ANN ARBOR — Taylor Lewan knew what the experts at ESPN and CBS Sports had to say about his stock as a potential professional football player.
He considered what the NFL Draft Advisory board stated in a letter — that barring any disasters, Lewan would be a first-round draft pick in April.
He defied all of it.
Instead of pursuing the riches and recognition of the National Football League, Lewan chose to return to the Michigan football program for his final season.
“It was a tough decision, when you first look at it in black and white,” the left tackle said Wednesday in a press conference at the Junge Family Champions Center. “But when you really go into detail about it and really think and take the time to sit down and turn your phone off and think to yourself of all the things that are best for you, there was no doubt in my mind that I have to return to the University of Michigan and Team 134 and help lead this team.”
In making his decision to return to Michigan for a final season, Lewan continues a trend among the Wolverines’ offensive linemen — including Jake Long, the No. 1 pick in the NFL draft in 2008 — in returning to the Wolverines instead of leaving early to turn pro.
Not coincidentally, Lewan consulted Long in the process of making the decision as to whether or not to turn pro.
“The one message that Taylor and I talked about and he mentioned to me was, offensive linemen here, they stay,” Michigan coach Brady Hoke said. “There’s been a tradition of that.
“The depth of the linemen that have played here and to be a guy who’s mentioned with those guys, that’s important.”
Lewan, a 6-foot-8, 309-pound redshirt junior, anchored an offensive line that allowed just 18 sacks for 131 yards — third in the Big Ten behind Northwestern (16 sacks allowed) and Indiana (17 sacks allowed). Behind the offensive line, Michigan’s backs had 502 carries for 2,389 yards rushing, including quarterback Denard Robinson, who led the Wolverines with 1,266 yards on 177 carries.
Had Lewan opted to leave, Michigan’s coaching staff would have had to fashion a new-look - and relatively inexperienced — offensive line. The Wolverines lost center Elliott Mealer and guards Patrick Omameh and Ricky Barnum to graduation.
“The maturity that he has shown is something he can bring to some of those young guys, when you look at how fast they will have to mature,” Hoke said. “When you’ve lived it and you’ve been through it, I think it’s a little easier.”
Lewan regarded Michigan’s 33-28 loss to South Carolina on Jan. 1 in the Outback Bowl as a dress rehearsal for the NFL.

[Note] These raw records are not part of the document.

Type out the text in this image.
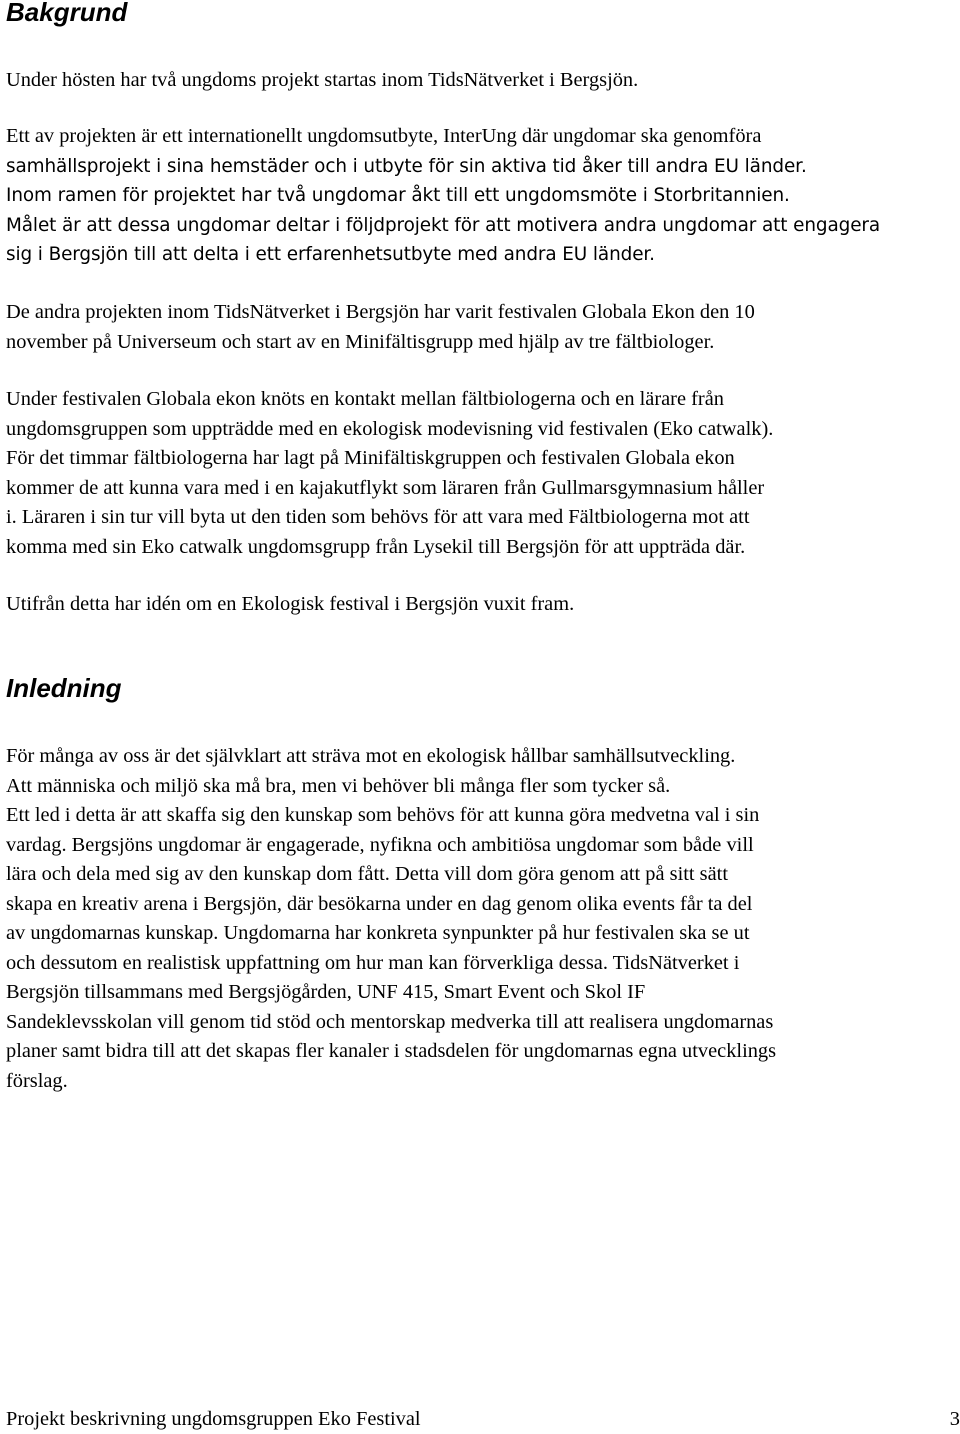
Bakgrund

Under hösten har två ungdoms projekt startas inom TidsNätverket i Bergsjön.

Ett av projekten är ett internationellt ungdomsutbyte, InterUng där ungdomar ska genomföra
samhällsprojekt i sina hemstäder och i utbyte för sin aktiva tid åker till andra EU länder.
Inom ramen för projektet har två ungdomar åkt till ett ungdomsmöte i Storbritannien.
Målet är att dessa ungdomar deltar i följdprojekt för att motivera andra ungdomar att engagera
sig i Bergsjön till att delta i ett erfarenhetsutbyte med andra EU länder.

De andra projekten inom TidsNätverket i Bergsjön har varit festivalen Globala Ekon den 10
november på Universeum och start av en Minifältisgrupp med hjälp av tre fältbiologer.

Under festivalen Globala ekon knöts en kontakt mellan fältbiologerna och en lärare från
ungdomsgruppen som uppträdde med en ekologisk modevisning vid festivalen (Eko catwalk).
För det timmar fältbiologerna har lagt på Minifältiskgruppen och festivalen Globala ekon
kommer de att kunna vara med i en kajakutflykt som läraren från Gullmarsgymnasium håller
i. Läraren i sin tur vill byta ut den tiden som behövs för att vara med Fältbiologerna mot att
komma med sin Eko catwalk ungdomsgrupp från Lysekil till Bergsjön för att uppträda där.

Utifrån detta har idén om en Ekologisk festival i Bergsjön vuxit fram.

Inledning

För många av oss är det självklart att sträva mot en ekologisk hållbar samhällsutveckling.
Att människa och miljö ska må bra, men vi behöver bli många fler som tycker så.
Ett led i detta är att skaffa sig den kunskap som behövs för att kunna göra medvetna val i sin
vardag. Bergsjöns ungdomar är engagerade, nyfikna och ambitiösa ungdomar som både vill
lära och dela med sig av den kunskap dom fått. Detta vill dom göra genom att på sitt sätt
skapa en kreativ arena i Bergsjön, där besökarna under en dag genom olika events får ta del
av ungdomarnas kunskap. Ungdomarna har konkreta synpunkter på hur festivalen ska se ut
och dessutom en realistisk uppfattning om hur man kan förverkliga dessa. TidsNätverket i
Bergsjön tillsammans med Bergsjögården, UNF 415, Smart Event och Skol IF
Sandeklevsskolan vill genom tid stöd och mentorskap medverka till att realisera ungdomarnas
planer samt bidra till att det skapas fler kanaler i stadsdelen för ungdomarnas egna utvecklings
förslag.

Projekt beskrivning ungdomsgruppen Eko Festival	3
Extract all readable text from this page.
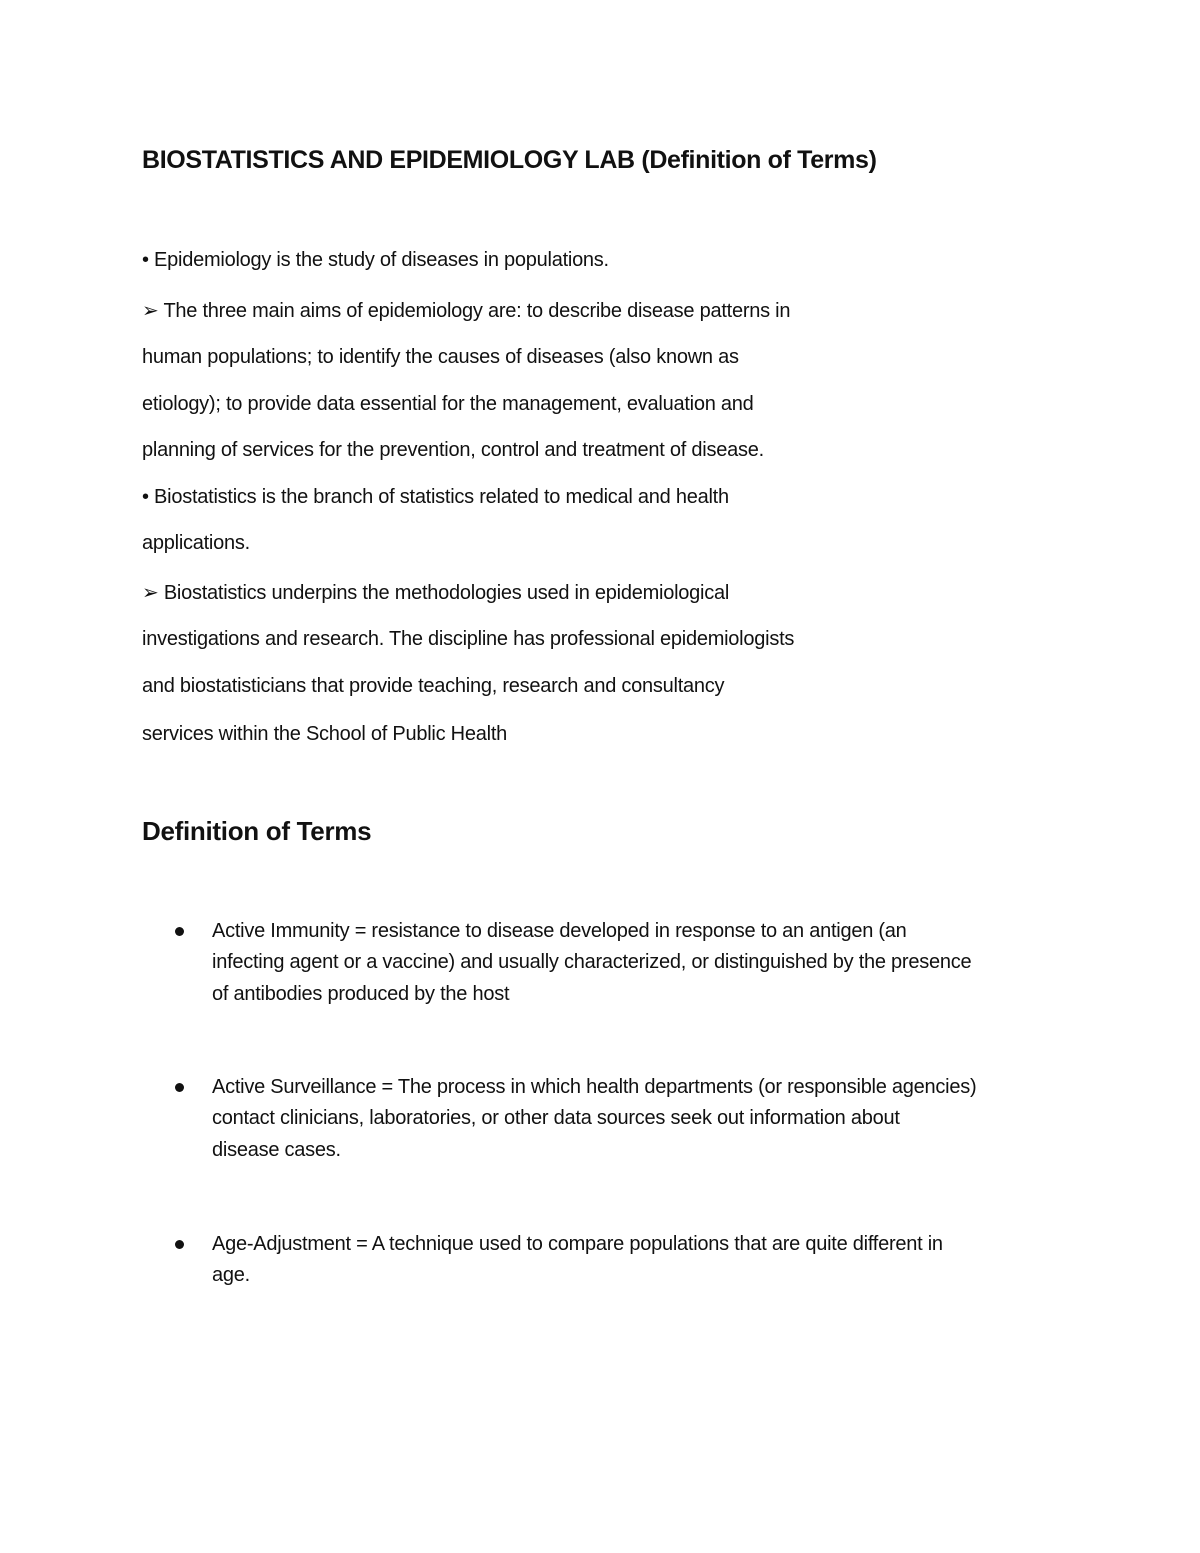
BIOSTATISTICS AND EPIDEMIOLOGY LAB (Definition of Terms)

• Epidemiology is the study of diseases in populations.

➢ The three main aims of epidemiology are: to describe disease patterns in

human populations; to identify the causes of diseases (also known as

etiology); to provide data essential for the management, evaluation and

planning of services for the prevention, control and treatment of disease.

• Biostatistics is the branch of statistics related to medical and health

applications.

➢ Biostatistics underpins the methodologies used in epidemiological

investigations and research. The discipline has professional epidemiologists

and biostatisticians that provide teaching, research and consultancy

services within the School of Public Health

Definition of Terms
Active Immunity = resistance to disease developed in response to an antigen (an
infecting agent or a vaccine) and usually characterized, or distinguished by the presence
of antibodies produced by the host
Active Surveillance = The process in which health departments (or responsible agencies)
contact clinicians, laboratories, or other data sources seek out information about
disease cases.
Age-Adjustment = A technique used to compare populations that are quite different in
age.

“With the game that I played, individually, I think that I played one of my best games,” Lewan said. “Of my career. And I really proved to myself that I could go to the NFL and be successful and do the things that I want to do.
“After playing in that bowl game, there were a lot of questions that came up about everything. How well I played, and stuff like that. But it really was a no-brainer at the end.”

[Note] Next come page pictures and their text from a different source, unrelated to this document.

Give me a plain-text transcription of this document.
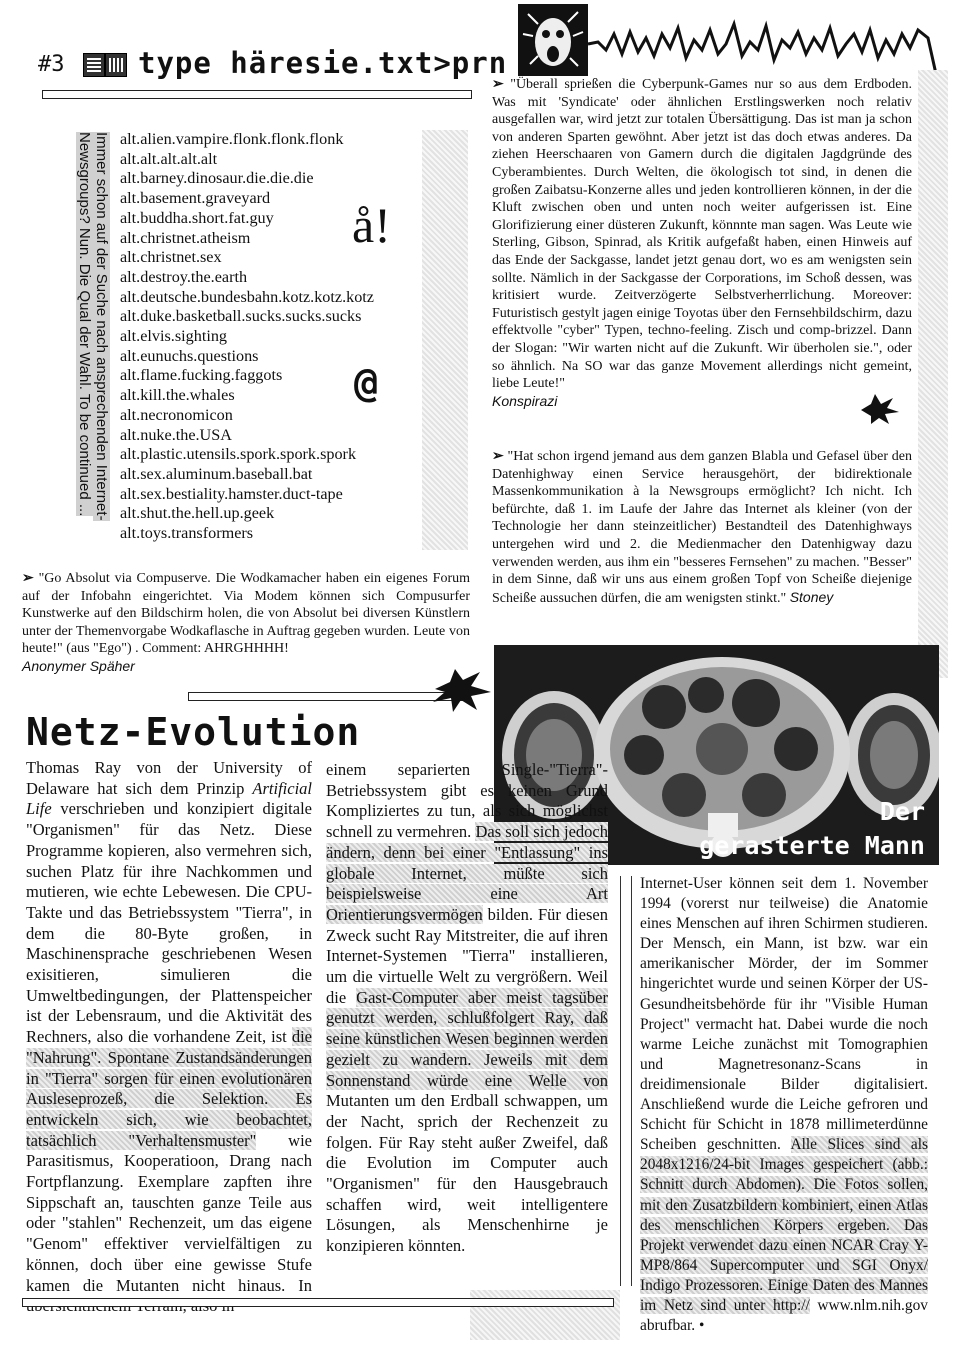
#3	type häresie.txt>prn
alt.alien.vampire.flonk.flonk.flonk
alt.alt.alt.alt.alt
alt.barney.dinosaur.die.die.die
alt.basement.graveyard
alt.buddha.short.fat.guy
alt.christnet.atheism
alt.christnet.sex
alt.destroy.the.earth
alt.deutsche.bundesbahn.kotz.kotz.kotz
alt.duke.basketball.sucks.sucks.sucks
alt.elvis.sighting
alt.eunuchs.questions
alt.flame.fucking.faggots
alt.kill.the.whales
alt.necronomicon
alt.nuke.the.USA
alt.plastic.utensils.spork.spork.spork
alt.sex.aluminum.baseball.bat
alt.sex.bestiality.hamster.duct-tape
alt.shut.the.hell.up.geek
alt.toys.transformers
å!
@
Immer schon auf der Suche nach ansprechenden Internet-Newsgroups? Nun. Die Qual der Wahl. To be continued ...
➢ "Go Absolut via Compuserve. Die Wodkamacher haben ein eigenes Forum auf der Infobahn eingerichtet. Via Modem können sich Compusurfer Kunstwerke auf den Bildschirm holen, die von Absolut bei diversen Künstlern unter der Themenvorgabe Wodkaflasche in Auftrag gegeben wurden. Leute von heute!" (aus "Ego") . Comment: AHRGHHHH!
Anonymer Späher
➢ "Überall sprießen die Cyberpunk-Games nur so aus dem Erdboden. Was mit 'Syndicate' oder ähnlichen Erstlingswerken noch relativ ausgefallen war, wird jetzt zur totalen Übersättigung. Das ist man ja schon von anderen Sparten gewöhnt. Aber jetzt ist das doch etwas anderes. Da ziehen Heerschaaren von Gamern durch die digitalen Jagdgründe des Cyberambientes. Durch Welten, die ökologisch tot sind, in denen die großen Zaibatsu-Konzerne alles und jeden kontrollieren können, in der die Kluft zwischen oben und unten noch weiter aufgerissen ist. Eine Glorifizierung einer düsteren Zukunft, könnnte man sagen. Was Leute wie Sterling, Gibson, Spinrad, als Kritik aufgefaßt haben, einen Hinweis auf das Ende der Sackgasse, landet jetzt genau dort, wo es am wenigsten sein sollte. Nämlich in der Sackgasse der Corporations, im Schoß dessen, was kritisiert wurde. Zeitverzögerte Selbstverherrlichung. Moreover: Futuristisch gestylt jagen einige Toyotas über den Fernsehbildschirm, dazu effektvolle "cyber" Typen, techno-feeling. Zisch und comp-brizzel. Dann der Slogan: "Wir warten nicht auf die Zukunft. Wir überholen sie.", oder so ähnlich. Na SO war das ganze Movement allerdings nicht gemeint, liebe Leute!"
Konspirazi
➢ "Hat schon irgend jemand aus dem ganzen Blabla und Gefasel über den Datenhighway einen Service herausgehört, der bidirektionale Massenkommunikation à la Newsgroups ermöglicht? Ich nicht. Ich befürchte, daß 1. im Laufe der Jahre das Internet als kleiner (von der Technologie her dann steinzeitlicher) Bestandteil des Datenhighways untergehen wird und 2. die Medienmacher den Datenhigway dazu verwenden werden, aus ihm ein "besseres Fernsehen" zu machen. "Besser" in dem Sinne, daß wir uns aus einem großen Topf von Scheiße diejenige Scheiße aussuchen dürfen, die am wenigsten stinkt." Stoney
Der
gerasterte Mann
Netz-Evolution
Thomas Ray von der University of Delaware hat sich dem Prinzip Artificial Life verschrieben und konzipiert digitale "Organismen" für das Netz. Diese Programme kopieren, also vermehren sich, suchen Platz für ihre Nachkommen und mutieren, wie echte Lebewesen. Die CPU-Takte und das Betriebssystem "Tierra", in dem die 80-Byte großen, in Maschinensprache geschriebenen Wesen exisitieren, simulieren die Umweltbedingungen, der Plattenspeicher ist der Lebensraum, und die Aktivität des Rechners, also die vorhandene Zeit, ist die "Nahrung". Spontane Zustandsänderungen in "Tierra" sorgen für einen evolutionären Ausleseprozeß, die Selektion. Es entwickeln sich, wie beobachtet, tatsächlich "Verhaltensmuster" wie Parasitismus, Kooperatioon, Drang nach Fortpflanzung. Exemplare zapften ihre Sippschaft an, tauschten ganze Teile aus oder "stahlen" Rechenzeit, um das eigene "Genom" effektiver vervielfältigen zu können, doch über eine gewisse Stufe kamen die Mutanten nicht hinaus. In
einem separierten Single-"Tierra"-Betriebssystem gibt es keinen Grund Kompliziertes zu tun, als sich möglichst schnell zu vermehren. Das soll sich jedoch ändern, denn bei einer "Entlassung" ins globale Internet, müßte sich beispielsweise eine Art Orientierungsvermögen bilden. Für diesen Zweck sucht Ray Mitstreiter, die auf ihren Internet-Systemen "Tierra" installieren, um die virtuelle Welt zu vergrößern. Weil die Gast-Computer aber meist tagsüber genutzt werden, schlußfolgert Ray, daß seine künstlichen Wesen beginnen werden gezielt zu wandern. Jeweils mit dem Sonnenstand würde eine Welle von Mutanten um den Erdball schwappen, um der Nacht, sprich der Rechenzeit zu folgen. Für Ray steht außer Zweifel, daß die Evolution im Computer auch "Organismen" für den Hausgebrauch schaffen wird, weit intelligentere Lösungen, als Menschenhirne je konzipieren könnten.
Internet-User können seit dem 1. November 1994 (vorerst nur teilweise) die Anatomie eines Menschen auf ihren Schirmen studieren. Der Mensch, ein Mann, ist bzw. war ein amerikanischer Mörder, der im Sommer hingerichtet wurde und seinen Körper der US-Gesundheitsbehörde für ihr "Visible Human Project" vermacht hat. Dabei wurde die noch warme Leiche zunächst mit Tomographien und Magnetresonanz-Scans in dreidimensionale Bilder digitalisiert. Anschließend wurde die Leiche gefroren und Schicht für Schicht in 1878 millimeterdünne Scheiben geschnitten. Alle Slices sind als 2048x1216/24-bit Images gespeichert (abb.: Schnitt durch Abdomen). Die Fotos sollen, mit den Zusatzbildern kombiniert, einen Atlas des menschlichen Körpers ergeben. Das Projekt verwendet dazu einen NCAR Cray Y-MP8/864 Supercomputer und SGI Onyx/ Indigo Prozessoren. Einige Daten des Mannes im Netz sind unter http:// www.nlm.nih.gov abrufbar. •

Furthermore, Lewan disclosed how the NFL Draft Advisory Board assessed him in regards to the April draft, something he was unwilling to do in Florida prior to the Outback Bowl.
“The draft board came back and said I’d be a high first-round draft pick,” Lewan said.
In December, ESPN analyst Mel Kiper Jr. also projected Lewan as a first-round draft pick and as the No. 2 offensive lineman to be taken in April’s draft, behind Texas A&M’s Luke Joeckel, who declared for the NFL Draft on Tuesday.
Web sites CBSSports.com and NFLDraftScout.com projected Lewan going as high as No. 7 in the draft, with Joeckel projected as a No. 1 pick.
Yet a day after Joeckel announced his intention to turn pro, Lewan said otherwise.
“When you say ‘NFL’ and ‘first round,’ that sounds amazing,” Lewan said. “But [a reporter] asked me, ‘what’s the reason why you would stay?’ And I asked her, ‘Have you ever played at the University of Michigan?’
“She said, ‘no.’ If you play at the University of Michigan, whether it’s basketball or hockey or football, there’s a tradition here. There’s something that you want to be a part of. If I do what I want to do, then I’ll be able to play in the NFL for however long. But you only get one more year of college.”